Antismoking efforts get half of tobacco endowments

Conrad deFiebre / Minneapolis Star Tribune May 18, 1999

It took an all-night negotiating session, but House and Senate conferees agreed early Monday to set aside $489 million in tobacco settlement proceeds for new efforts to combat smoking.

That makes up more than half of $968 million in tobacco money to be placed in health endowments. The principal for those endowments will be preserved and about 5 percent in annual investment earnings will be spent on programs.

Final legislative approval of the endowment accord came in the last hour of the scheduled session as the House passed an overall $6.4 billion health and human services bill on a 76-57 vote. The Senate earlier approved the bill 51 to 16.

Antitobacco activists already were praising the endowment agreement earlier Monday as a significant step toward combating Minnesota's rising teenage smoking rate.

"Parents and children will no longer be without tools to fight back against the deadly and pervasive messages of the tobacco industry," said Darla Havlicek of the Minnesota Council of the American Cancer Society.

Added Judy Knapp of the Minnesota Smoke-Free Coalition: "This is a huge step forward in the effort to reduce what tobacco addiction costs all of us in lives and dollars. It's a great day for Minnesota's children, its families and its citizens."

The endowment deal was reached at 7:45 a.m. Monday, concluding a conference committee meeting that began at 5 p.m. Sunday.

Here are details:

< *   $387 million for a statewide tobacco-prevention endowment to be administered by the state Department of Health. That will generate $19 million a year for advertising and other tobacco-prevention efforts.

*   $203 million for a public health endowment. That will produce $10 million a year, half of it dedicated to community antismoking efforts, half to fighting other youth health risks.
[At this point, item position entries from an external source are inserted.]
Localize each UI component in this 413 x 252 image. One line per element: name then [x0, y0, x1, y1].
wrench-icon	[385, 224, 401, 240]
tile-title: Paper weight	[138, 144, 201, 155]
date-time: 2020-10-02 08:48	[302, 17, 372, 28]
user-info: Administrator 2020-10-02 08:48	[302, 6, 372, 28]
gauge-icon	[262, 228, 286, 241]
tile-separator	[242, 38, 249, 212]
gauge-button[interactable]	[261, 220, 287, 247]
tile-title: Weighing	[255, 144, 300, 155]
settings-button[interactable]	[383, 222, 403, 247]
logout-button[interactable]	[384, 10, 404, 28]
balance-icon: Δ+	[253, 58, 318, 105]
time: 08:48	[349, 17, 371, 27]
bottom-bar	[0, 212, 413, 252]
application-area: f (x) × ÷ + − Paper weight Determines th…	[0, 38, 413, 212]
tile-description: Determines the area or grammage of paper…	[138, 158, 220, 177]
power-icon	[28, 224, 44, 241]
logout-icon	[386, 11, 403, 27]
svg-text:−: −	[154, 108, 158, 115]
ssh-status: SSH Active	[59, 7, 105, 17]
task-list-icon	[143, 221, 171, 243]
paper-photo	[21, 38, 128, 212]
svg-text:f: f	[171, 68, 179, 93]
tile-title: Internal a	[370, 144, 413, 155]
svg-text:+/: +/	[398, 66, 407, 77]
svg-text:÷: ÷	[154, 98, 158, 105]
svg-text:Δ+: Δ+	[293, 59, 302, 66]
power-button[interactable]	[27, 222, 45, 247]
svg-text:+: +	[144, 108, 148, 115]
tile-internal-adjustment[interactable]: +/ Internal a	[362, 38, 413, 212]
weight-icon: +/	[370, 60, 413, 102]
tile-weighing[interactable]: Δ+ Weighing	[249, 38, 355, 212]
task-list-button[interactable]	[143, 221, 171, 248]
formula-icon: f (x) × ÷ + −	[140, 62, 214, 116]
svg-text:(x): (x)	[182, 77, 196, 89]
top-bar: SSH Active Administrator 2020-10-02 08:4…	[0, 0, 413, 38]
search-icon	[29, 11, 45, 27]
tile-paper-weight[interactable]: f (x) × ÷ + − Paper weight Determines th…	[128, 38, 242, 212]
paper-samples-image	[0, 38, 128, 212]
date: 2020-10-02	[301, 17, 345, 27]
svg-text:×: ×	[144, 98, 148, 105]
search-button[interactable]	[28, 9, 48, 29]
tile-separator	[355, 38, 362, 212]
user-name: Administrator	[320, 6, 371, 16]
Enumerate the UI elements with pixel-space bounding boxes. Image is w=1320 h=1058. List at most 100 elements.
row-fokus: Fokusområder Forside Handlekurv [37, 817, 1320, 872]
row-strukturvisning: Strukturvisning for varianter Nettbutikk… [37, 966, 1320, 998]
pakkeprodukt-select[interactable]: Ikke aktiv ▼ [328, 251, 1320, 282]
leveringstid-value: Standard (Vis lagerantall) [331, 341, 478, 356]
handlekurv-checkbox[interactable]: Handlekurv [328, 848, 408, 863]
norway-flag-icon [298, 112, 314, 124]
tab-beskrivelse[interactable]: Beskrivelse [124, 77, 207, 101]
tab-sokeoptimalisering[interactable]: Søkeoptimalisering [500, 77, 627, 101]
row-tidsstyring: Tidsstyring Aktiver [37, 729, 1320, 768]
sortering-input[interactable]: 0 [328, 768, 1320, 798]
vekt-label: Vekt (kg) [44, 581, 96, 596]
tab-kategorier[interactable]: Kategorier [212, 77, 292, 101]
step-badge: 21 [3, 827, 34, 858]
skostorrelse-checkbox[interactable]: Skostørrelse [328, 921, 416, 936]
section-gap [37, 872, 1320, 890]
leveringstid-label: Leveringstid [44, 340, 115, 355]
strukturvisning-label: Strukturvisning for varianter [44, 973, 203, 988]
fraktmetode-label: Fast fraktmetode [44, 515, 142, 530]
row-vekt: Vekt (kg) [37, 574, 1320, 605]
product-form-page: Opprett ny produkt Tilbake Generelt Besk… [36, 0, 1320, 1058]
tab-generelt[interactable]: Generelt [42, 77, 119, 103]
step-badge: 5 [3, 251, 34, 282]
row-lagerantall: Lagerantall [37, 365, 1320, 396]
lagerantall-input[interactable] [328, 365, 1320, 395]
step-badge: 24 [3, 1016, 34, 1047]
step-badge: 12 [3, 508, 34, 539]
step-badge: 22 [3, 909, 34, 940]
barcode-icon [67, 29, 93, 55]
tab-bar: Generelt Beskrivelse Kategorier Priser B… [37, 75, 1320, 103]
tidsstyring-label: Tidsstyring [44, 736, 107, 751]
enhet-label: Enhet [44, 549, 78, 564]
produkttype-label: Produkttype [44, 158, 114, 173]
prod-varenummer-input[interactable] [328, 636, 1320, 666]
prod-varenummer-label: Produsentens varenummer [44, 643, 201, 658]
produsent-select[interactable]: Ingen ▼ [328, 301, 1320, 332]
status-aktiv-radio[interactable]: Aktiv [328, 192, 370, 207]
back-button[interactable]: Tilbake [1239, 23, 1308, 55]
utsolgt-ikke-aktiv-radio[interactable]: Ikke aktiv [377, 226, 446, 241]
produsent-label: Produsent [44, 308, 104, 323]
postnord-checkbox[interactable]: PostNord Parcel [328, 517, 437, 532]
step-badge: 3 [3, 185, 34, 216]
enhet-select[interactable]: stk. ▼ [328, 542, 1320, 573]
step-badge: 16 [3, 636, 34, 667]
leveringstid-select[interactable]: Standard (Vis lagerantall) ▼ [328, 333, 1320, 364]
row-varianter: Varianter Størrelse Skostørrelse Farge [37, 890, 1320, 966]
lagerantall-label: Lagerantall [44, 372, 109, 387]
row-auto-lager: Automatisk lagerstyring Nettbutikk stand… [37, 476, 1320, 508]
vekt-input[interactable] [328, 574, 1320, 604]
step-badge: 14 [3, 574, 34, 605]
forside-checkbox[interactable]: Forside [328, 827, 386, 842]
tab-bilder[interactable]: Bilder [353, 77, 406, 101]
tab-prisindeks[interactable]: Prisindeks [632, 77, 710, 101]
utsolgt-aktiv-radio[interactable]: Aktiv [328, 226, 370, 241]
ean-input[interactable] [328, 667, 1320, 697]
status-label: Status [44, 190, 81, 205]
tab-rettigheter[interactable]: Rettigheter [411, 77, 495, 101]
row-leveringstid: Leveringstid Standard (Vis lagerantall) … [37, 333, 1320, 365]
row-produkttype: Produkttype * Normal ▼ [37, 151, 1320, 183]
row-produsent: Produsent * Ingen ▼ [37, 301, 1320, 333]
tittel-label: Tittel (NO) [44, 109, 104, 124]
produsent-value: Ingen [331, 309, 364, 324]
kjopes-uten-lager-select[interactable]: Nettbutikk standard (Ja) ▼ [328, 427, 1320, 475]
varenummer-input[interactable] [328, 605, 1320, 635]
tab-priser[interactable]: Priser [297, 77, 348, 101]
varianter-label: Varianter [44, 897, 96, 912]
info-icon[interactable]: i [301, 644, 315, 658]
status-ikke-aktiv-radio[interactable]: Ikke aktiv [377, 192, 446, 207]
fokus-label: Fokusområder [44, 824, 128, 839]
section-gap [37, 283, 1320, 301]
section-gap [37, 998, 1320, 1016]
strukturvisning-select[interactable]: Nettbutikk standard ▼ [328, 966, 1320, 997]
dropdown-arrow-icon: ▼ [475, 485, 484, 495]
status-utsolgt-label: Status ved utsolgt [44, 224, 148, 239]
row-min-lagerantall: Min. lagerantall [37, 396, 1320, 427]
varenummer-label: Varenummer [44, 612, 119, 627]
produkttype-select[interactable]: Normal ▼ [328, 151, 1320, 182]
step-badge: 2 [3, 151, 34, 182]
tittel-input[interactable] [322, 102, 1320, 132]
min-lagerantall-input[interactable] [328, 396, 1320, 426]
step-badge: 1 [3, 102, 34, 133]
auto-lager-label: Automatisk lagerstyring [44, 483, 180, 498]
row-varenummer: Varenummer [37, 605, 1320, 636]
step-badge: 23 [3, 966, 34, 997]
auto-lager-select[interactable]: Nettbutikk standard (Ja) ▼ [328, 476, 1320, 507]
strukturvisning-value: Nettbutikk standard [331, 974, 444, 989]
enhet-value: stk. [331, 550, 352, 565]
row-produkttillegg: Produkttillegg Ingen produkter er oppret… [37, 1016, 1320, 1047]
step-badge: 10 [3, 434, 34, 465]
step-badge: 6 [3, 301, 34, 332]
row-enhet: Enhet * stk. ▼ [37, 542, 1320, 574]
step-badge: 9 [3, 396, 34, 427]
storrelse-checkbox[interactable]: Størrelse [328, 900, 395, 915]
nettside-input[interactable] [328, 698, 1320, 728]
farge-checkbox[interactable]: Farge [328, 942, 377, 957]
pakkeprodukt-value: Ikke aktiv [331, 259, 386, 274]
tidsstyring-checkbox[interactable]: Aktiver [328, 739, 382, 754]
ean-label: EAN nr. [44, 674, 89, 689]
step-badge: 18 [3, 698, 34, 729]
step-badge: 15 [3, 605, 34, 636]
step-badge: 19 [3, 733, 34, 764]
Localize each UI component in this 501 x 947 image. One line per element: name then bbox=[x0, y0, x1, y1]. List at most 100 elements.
*   $378 million for a medical education endowment. Proceeds of $19 million a year will be split among 16 clinical training sites around the state and the University of Minnesota Academic Health Center.
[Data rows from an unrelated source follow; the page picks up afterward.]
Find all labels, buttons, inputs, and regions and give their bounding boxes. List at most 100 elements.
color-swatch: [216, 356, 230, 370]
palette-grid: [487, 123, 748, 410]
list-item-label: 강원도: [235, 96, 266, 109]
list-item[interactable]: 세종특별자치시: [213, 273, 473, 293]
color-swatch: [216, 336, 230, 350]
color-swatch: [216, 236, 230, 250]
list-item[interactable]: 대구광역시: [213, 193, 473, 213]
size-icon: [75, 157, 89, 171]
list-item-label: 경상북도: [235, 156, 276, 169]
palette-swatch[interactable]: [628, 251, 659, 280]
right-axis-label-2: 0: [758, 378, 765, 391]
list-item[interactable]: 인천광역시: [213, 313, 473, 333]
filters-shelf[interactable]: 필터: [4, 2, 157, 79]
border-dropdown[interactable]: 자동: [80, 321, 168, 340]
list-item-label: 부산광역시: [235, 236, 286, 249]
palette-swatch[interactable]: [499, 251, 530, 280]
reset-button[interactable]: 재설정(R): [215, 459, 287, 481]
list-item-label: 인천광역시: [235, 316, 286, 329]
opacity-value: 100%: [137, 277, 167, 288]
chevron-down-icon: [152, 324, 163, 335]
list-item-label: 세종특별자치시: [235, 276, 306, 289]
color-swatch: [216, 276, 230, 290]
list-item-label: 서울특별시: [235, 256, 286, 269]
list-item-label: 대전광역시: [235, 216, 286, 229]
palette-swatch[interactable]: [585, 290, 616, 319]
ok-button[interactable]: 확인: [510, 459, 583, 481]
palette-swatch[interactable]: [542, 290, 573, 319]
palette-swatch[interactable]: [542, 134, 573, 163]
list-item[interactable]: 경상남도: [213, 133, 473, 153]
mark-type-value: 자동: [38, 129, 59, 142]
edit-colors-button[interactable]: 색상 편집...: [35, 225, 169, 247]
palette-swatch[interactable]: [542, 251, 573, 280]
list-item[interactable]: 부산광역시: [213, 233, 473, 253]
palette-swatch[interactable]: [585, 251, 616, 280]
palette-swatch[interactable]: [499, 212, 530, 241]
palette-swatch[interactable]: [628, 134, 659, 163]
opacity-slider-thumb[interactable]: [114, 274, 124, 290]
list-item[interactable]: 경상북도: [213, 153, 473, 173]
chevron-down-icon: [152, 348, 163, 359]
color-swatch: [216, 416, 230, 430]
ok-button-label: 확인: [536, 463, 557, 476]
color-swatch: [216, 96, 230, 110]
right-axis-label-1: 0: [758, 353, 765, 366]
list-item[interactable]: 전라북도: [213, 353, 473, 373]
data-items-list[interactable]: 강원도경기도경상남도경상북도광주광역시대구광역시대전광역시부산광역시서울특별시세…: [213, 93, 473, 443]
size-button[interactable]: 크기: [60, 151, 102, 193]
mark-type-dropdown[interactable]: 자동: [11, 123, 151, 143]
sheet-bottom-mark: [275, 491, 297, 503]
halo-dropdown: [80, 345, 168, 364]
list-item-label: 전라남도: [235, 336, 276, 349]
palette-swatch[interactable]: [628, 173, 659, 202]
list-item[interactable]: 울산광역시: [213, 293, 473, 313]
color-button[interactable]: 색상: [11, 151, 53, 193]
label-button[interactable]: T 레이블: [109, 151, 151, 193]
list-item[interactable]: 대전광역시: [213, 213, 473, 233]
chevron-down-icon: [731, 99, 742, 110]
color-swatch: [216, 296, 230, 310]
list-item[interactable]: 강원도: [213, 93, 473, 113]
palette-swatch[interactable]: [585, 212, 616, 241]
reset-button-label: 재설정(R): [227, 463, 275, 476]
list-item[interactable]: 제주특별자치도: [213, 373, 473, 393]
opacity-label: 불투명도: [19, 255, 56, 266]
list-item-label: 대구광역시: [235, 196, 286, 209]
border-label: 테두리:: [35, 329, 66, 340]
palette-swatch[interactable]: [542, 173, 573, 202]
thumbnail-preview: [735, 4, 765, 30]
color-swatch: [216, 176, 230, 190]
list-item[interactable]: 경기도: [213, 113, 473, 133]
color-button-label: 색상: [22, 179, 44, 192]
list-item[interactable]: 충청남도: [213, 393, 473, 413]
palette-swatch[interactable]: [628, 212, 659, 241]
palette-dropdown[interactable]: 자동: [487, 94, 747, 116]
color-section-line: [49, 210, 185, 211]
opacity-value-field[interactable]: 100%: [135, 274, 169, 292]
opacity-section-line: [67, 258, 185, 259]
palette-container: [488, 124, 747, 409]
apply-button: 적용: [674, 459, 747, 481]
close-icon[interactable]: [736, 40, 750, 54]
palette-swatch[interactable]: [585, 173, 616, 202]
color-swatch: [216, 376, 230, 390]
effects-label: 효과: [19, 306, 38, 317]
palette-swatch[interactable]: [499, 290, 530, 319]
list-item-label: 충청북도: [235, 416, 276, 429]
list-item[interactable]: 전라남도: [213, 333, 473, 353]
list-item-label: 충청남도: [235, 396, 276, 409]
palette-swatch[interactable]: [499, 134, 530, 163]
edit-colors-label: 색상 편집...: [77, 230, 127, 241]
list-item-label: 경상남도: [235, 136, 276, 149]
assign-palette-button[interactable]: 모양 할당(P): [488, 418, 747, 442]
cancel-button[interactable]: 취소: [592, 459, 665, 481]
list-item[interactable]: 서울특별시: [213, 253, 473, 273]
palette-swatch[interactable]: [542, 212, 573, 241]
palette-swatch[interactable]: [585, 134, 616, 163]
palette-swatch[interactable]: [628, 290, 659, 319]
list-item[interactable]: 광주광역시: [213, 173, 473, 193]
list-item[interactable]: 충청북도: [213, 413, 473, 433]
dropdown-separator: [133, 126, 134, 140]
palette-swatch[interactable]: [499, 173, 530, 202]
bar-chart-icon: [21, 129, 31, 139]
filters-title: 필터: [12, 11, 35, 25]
Missing from the agreement is funding for Gov. Jesse Ventura's proposed Minnesota Families Foundation, conceived as a way to help the poor get off welfare. Conferees said that plan will be on the table when the 2001 Legislature considers how to handle another $402 million in one-time tobacco payments.

A total of $1.3 billion in nonrecurring tobacco payments is due by 2003. The rest of the $6.1 billion settlement is to be paid in annual installments of more than $200 million for as long as tobacco is sold in Minnesota.
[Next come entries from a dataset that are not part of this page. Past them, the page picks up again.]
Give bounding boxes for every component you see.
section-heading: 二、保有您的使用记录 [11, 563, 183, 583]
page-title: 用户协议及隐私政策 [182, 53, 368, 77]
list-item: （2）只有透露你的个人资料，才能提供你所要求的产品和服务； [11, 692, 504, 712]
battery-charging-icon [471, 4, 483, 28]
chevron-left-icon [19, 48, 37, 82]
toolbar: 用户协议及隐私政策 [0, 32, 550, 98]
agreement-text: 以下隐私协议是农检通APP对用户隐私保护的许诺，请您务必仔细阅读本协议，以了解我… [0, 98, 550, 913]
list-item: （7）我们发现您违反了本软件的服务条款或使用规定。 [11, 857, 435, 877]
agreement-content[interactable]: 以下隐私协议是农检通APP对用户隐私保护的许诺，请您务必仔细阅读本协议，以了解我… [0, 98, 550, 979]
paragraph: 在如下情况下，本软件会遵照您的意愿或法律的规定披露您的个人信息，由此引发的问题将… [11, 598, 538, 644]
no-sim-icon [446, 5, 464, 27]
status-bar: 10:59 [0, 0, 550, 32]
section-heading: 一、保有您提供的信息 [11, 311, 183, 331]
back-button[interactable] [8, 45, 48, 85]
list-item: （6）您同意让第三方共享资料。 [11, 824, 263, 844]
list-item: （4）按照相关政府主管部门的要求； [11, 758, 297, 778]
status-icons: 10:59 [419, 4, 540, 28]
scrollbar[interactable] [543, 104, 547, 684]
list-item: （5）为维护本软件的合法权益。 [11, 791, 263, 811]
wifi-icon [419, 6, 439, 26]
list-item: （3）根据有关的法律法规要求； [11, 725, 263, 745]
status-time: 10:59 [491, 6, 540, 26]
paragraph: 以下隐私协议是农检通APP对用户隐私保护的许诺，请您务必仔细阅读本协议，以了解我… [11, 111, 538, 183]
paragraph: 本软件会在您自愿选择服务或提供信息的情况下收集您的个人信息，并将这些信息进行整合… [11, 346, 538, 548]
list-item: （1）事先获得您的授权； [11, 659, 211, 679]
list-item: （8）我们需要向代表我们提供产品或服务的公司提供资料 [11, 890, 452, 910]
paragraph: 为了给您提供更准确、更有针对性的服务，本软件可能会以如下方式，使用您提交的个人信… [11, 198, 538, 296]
House majority Republicans originally had opposed tobacco endowments, preferring to distribute the windfall as tax relief. But they agreed to the plan earlier this month as part of an overall budget accord with the DFL Senate and Ventura.

"I still in my heart of hearts believe endowments are more like a slush fund," said Rep. Fran Bradley, R-Rochester, a member of the conference committee. "But our job was to make it work, make it accountable and have outcomes we can measure."

-- Staff Writer Bill McAuliffe contributed to this report.